The 2010 Merger Guidelines take an appropriate response to consideration of efficiencies: they will be countenanced only if no tradeoff is necessary: that is, assuming that the merger creates an opportunity for the exercise of market power, offsetting efficiencies must be sufficiently large that the resulting profit-maximizing price is no higher than it was prior to the merger. In that case, there will be gains to producers but no losses to consumers and there is nothing to trade-off.
Most of the literature on the antitrust consumer welfare standard assumes that the variable of interest is price: other things being equal, an increase in consumer welfare occurs if the price falls, and a decrease in consumer welfare occurs if the price rises. This creates a certain amount of awkwardness when we look at things such as monopsony, or monopoly power exercised on the buying side. For example, wage suppression might be thought of as producing lower prices, but does that give antitrust policy a goal of keeping wages down? The answer, of course, is no. Wages should be competitive just as consumer prices should be.
A better way to think of the consumer welfare principle is as concerned with maximizing output rather than minimizing price: Namely, the consumer welfare principle in antitrust should seek out that state of affairs in which output is maximized, consistent with sustainable competition.
Viewing the consumer welfare principle as output maximization has the effects of (1) protecting the consumer interest in low prices; (2) protecting intermediaries all the way down the distribution chain because high output tends to benefit all of them; (3) protecting competitive labor and other supplier markets, because these are also best off when output is maximized and wages are unrestrained. In the process, one might add an additional value, which is that maximum output is also consistent with most definitions of economic productivity or measures of economic growth. To be sure, antitrust analysis is not generally concerned with macroeconomics. However, a healthy economy depends on the health of its individual markets, and it is far better for antitrust to contribute to that goal rather than detract from it.
 Robert H. Bork, The Goals of Antitrust, 57 Am. Econ. Rev. 242 (Supp. May 1967); Robert H. Bork, Resale Price Maintenance and Consumer Welfare, 77 Yale L.J. 950 (1968); Robert H. Bork, The Rule of Reason and the Per Se Concept: Price Fixing and Market Division I, 74 Yale L.J. 775 (1965); II, 75 Yale LJ 373 (1965). See also Robert H. Bork, The Antitrust Paradox: A Policy at War With Itself (1978).
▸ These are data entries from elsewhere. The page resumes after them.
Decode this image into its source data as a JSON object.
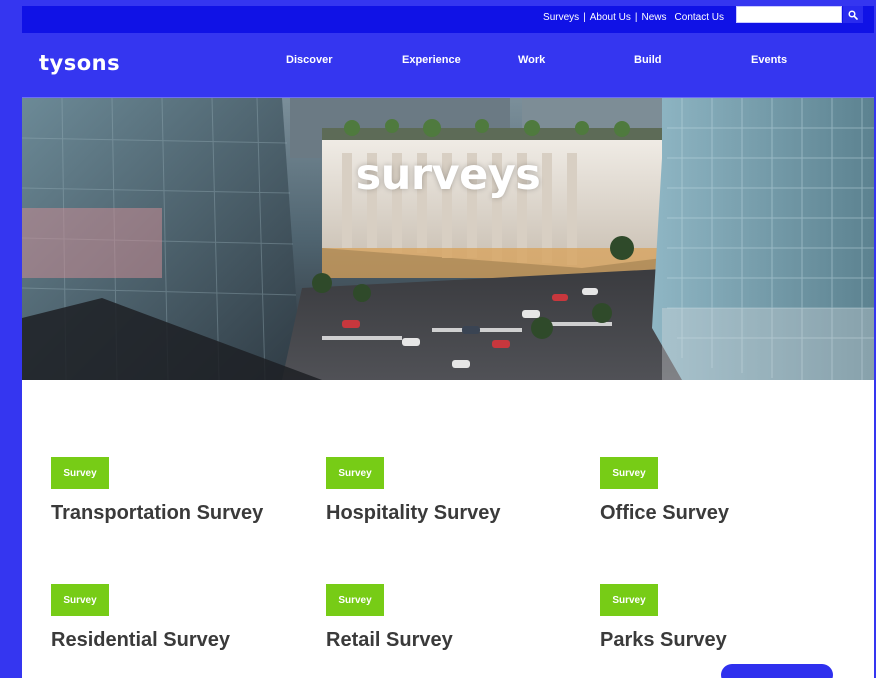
{
  "utility_nav": {
    "links": [
      "Surveys",
      "About Us",
      "News",
      "Contact Us"
    ],
    "search_placeholder": ""
  },
  "main_nav": {
    "logo": "Tysons",
    "items": [
      "Discover",
      "Experience",
      "Work",
      "Build",
      "Events"
    ]
  },
  "hero": {
    "title": "surveys"
  },
  "surveys": [
    {
      "badge": "Survey",
      "title": "Transportation Survey"
    },
    {
      "badge": "Survey",
      "title": "Hospitality Survey"
    },
    {
      "badge": "Survey",
      "title": "Office Survey"
    },
    {
      "badge": "Survey",
      "title": "Residential Survey"
    },
    {
      "badge": "Survey",
      "title": "Retail Survey"
    },
    {
      "badge": "Survey",
      "title": "Parks Survey"
    }
  ],
  "colors": {
    "brand_blue": "#3536f0",
    "utility_blue": "#1012e6",
    "badge_green": "#77cc16",
    "title_gray": "#3a3a3a"
  }
}
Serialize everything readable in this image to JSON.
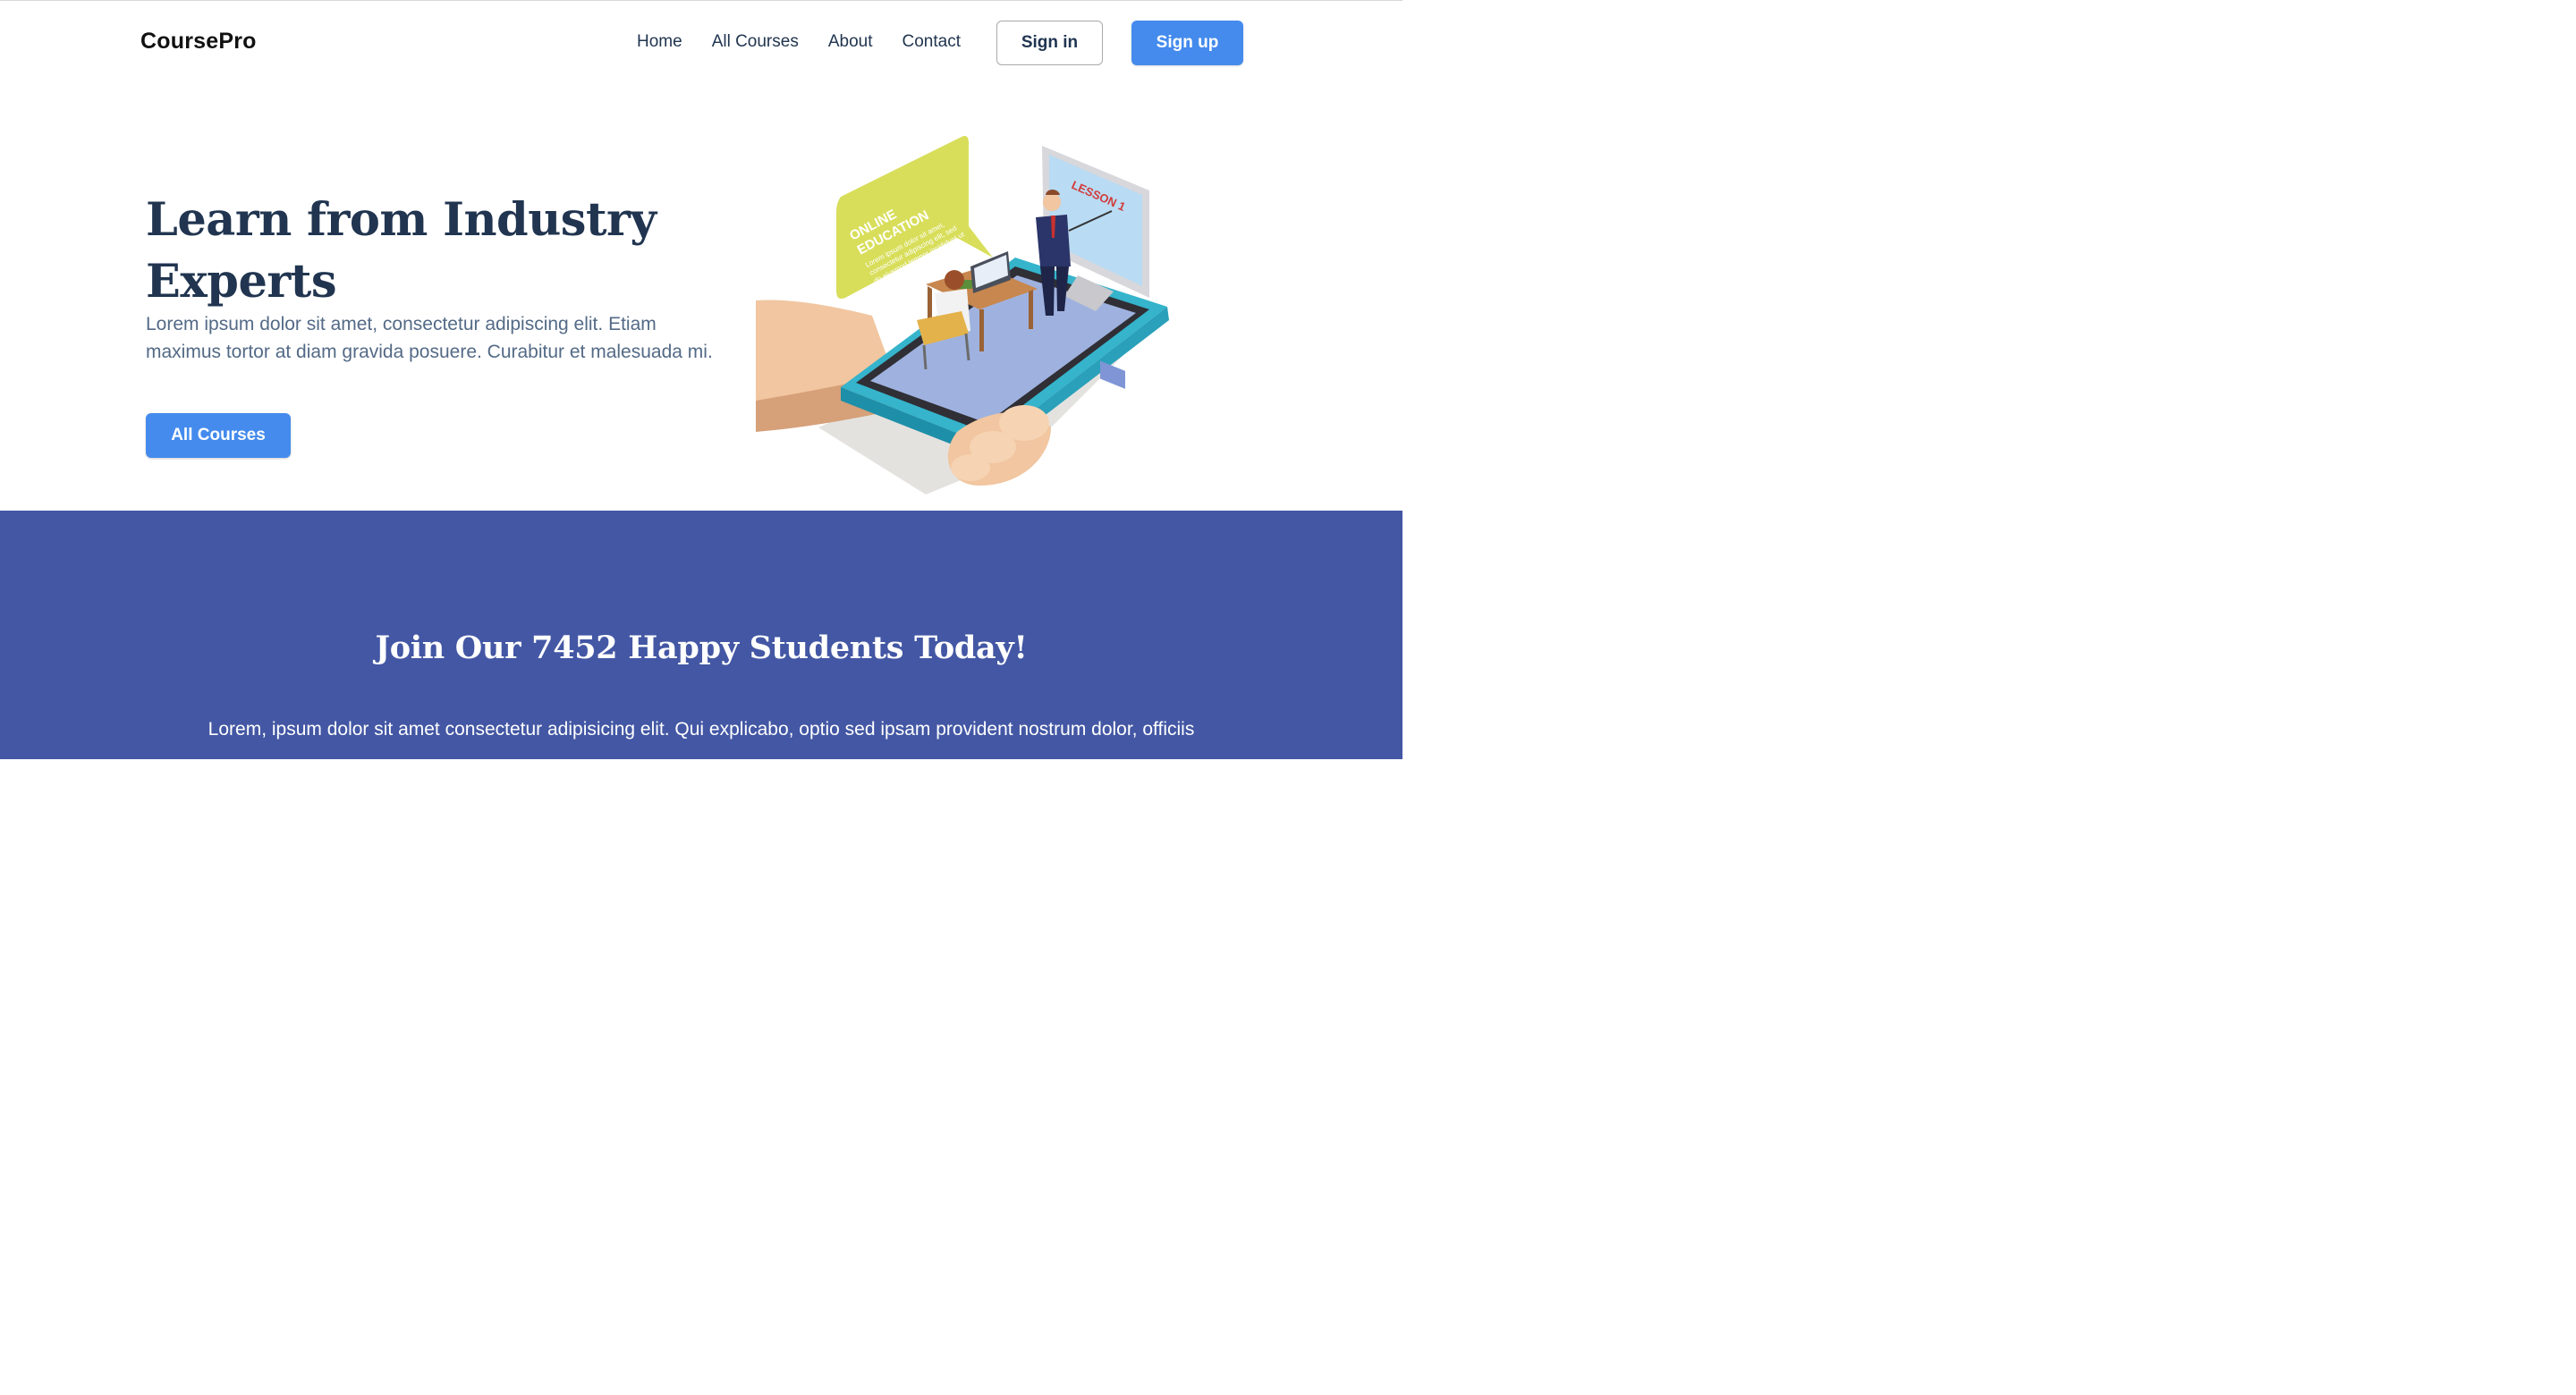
{
  "nav": {
    "logo": "CoursePro",
    "links": [
      "Home",
      "All Courses",
      "About",
      "Contact"
    ],
    "signin_label": "Sign in",
    "signup_label": "Sign up"
  },
  "hero": {
    "title": "Learn from Industry Experts",
    "text": "Lorem ipsum dolor sit amet, consectetur adipiscing elit. Etiam maximus tortor at diam gravida posuere. Curabitur et malesuada mi.",
    "cta_label": "All Courses",
    "illustration": {
      "bubble_title_line1": "ONLINE",
      "bubble_title_line2": "EDUCATION",
      "bubble_text_lines": [
        "Lorem ipsum dolor sit amet,",
        "consectetur adipiscing elit, sed",
        "do eiusmod tempor incididunt ut",
        "labore et dolore magna."
      ],
      "screen_label": "LESSON 1"
    }
  },
  "students": {
    "title": "Join Our 7452 Happy Students Today!",
    "text": "Lorem, ipsum dolor sit amet consectetur adipisicing elit. Qui explicabo, optio sed ipsam provident nostrum dolor, officiis"
  },
  "colors": {
    "primary": "#448bed",
    "heading": "#213550",
    "band": "#4357a4"
  }
}
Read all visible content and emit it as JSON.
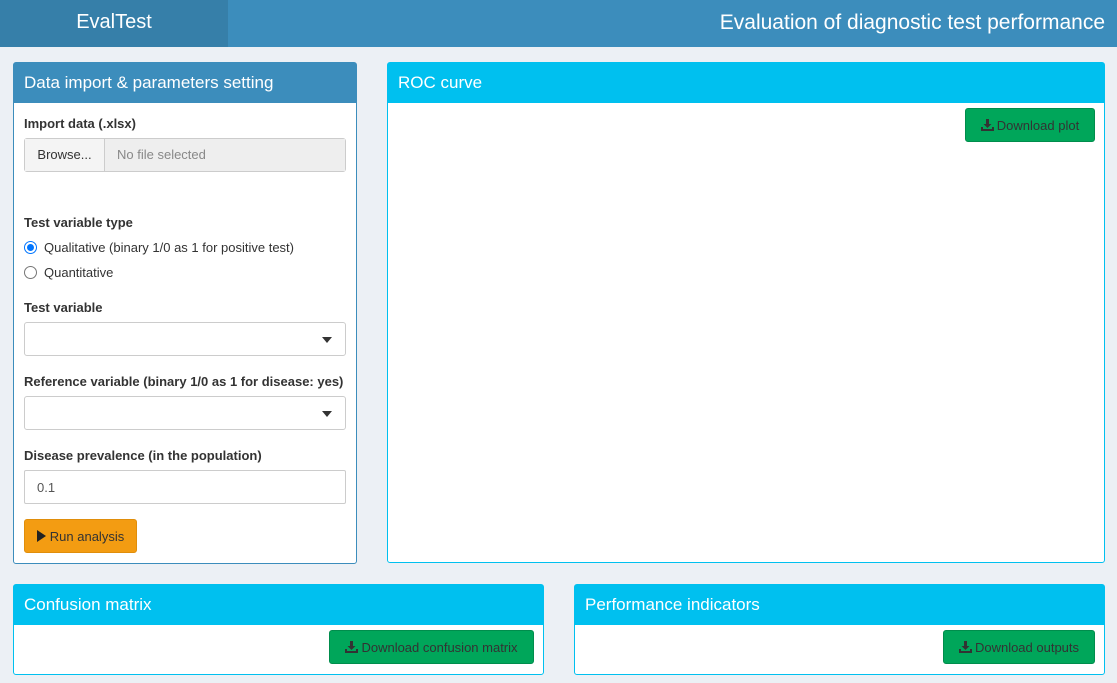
{
  "header": {
    "logo": "EvalTest",
    "title": "Evaluation of diagnostic test performance"
  },
  "data_panel": {
    "title": "Data import & parameters setting",
    "import_label": "Import data (.xlsx)",
    "browse_label": "Browse...",
    "file_placeholder": "No file selected",
    "type_label": "Test variable type",
    "type_options": [
      {
        "label": "Qualitative (binary 1/0 as 1 for positive test)",
        "selected": true
      },
      {
        "label": "Quantitative",
        "selected": false
      }
    ],
    "test_var_label": "Test variable",
    "test_var_value": "",
    "ref_var_label": "Reference variable (binary 1/0 as 1 for disease: yes)",
    "ref_var_value": "",
    "prevalence_label": "Disease prevalence (in the population)",
    "prevalence_value": "0.1",
    "run_label": "Run analysis"
  },
  "roc_panel": {
    "title": "ROC curve",
    "download_label": "Download plot"
  },
  "confusion_panel": {
    "title": "Confusion matrix",
    "download_label": "Download confusion matrix"
  },
  "performance_panel": {
    "title": "Performance indicators",
    "download_label": "Download outputs"
  },
  "colors": {
    "primary": "#3c8dbc",
    "info": "#00c0ef",
    "warning": "#f39c12",
    "success": "#00a65a",
    "background": "#ecf0f5"
  }
}
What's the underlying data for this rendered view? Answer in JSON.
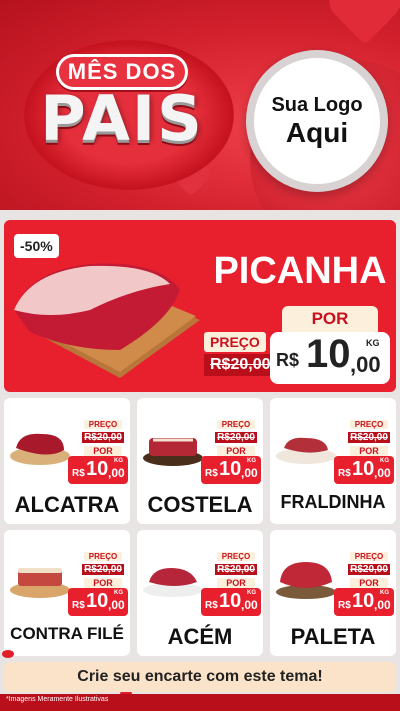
{
  "colors": {
    "brand_red": "#e8202e",
    "dark_red": "#b80f1b",
    "cream": "#fcefdc",
    "white": "#ffffff"
  },
  "header": {
    "ribbon_text": "MÊS DOS",
    "title_text": "PAIS",
    "logo_line1": "Sua Logo",
    "logo_line2": "Aqui"
  },
  "featured": {
    "discount": "-50%",
    "name": "PICANHA",
    "preco_label": "PREÇO",
    "old_price": "R$20,00",
    "por_label": "POR",
    "currency": "R$",
    "price_int": "10",
    "price_cents": ",00",
    "unit": "KG"
  },
  "products": [
    {
      "name": "ALCATRA",
      "preco_label": "PREÇO",
      "old_price": "R$20,00",
      "por_label": "POR",
      "currency": "R$",
      "price_int": "10",
      "price_cents": ",00",
      "unit": "KG"
    },
    {
      "name": "COSTELA",
      "preco_label": "PREÇO",
      "old_price": "R$20,00",
      "por_label": "POR",
      "currency": "R$",
      "price_int": "10",
      "price_cents": ",00",
      "unit": "KG"
    },
    {
      "name": "FRALDINHA",
      "preco_label": "PREÇO",
      "old_price": "R$20,00",
      "por_label": "POR",
      "currency": "R$",
      "price_int": "10",
      "price_cents": ",00",
      "unit": "KG"
    },
    {
      "name": "CONTRA FILÉ",
      "preco_label": "PREÇO",
      "old_price": "R$20,00",
      "por_label": "POR",
      "currency": "R$",
      "price_int": "10",
      "price_cents": ",00",
      "unit": "KG"
    },
    {
      "name": "ACÉM",
      "preco_label": "PREÇO",
      "old_price": "R$20,00",
      "por_label": "POR",
      "currency": "R$",
      "price_int": "10",
      "price_cents": ",00",
      "unit": "KG"
    },
    {
      "name": "PALETA",
      "preco_label": "PREÇO",
      "old_price": "R$20,00",
      "por_label": "POR",
      "currency": "R$",
      "price_int": "10",
      "price_cents": ",00",
      "unit": "KG"
    }
  ],
  "cta": "Crie seu encarte com este tema!",
  "disclaimer": "*Imagens Meramente Ilustrativas"
}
 See, e.g., Joseph F. Brodley, Massive Industrial Size, Classical Economics, and the Search for Humanistic Value, 24 Stan. L. Rev. 1155 (1972) (identifying the economic approach to antitrust as “the maximization of producer and consumer welfare”).
 E.g., David Dayen, “The Rehabilitation of Antitrust,” The American Prospect, Dec. 22, 2017, available at https://prospect.org/economy/rehabilitation-antitrust/.
 Oliver E. Williamson, Economies as an Antitrust Defense: the Welfare Tradeoffs, 58 Am. Econ. Rev. 18, 22 (1968).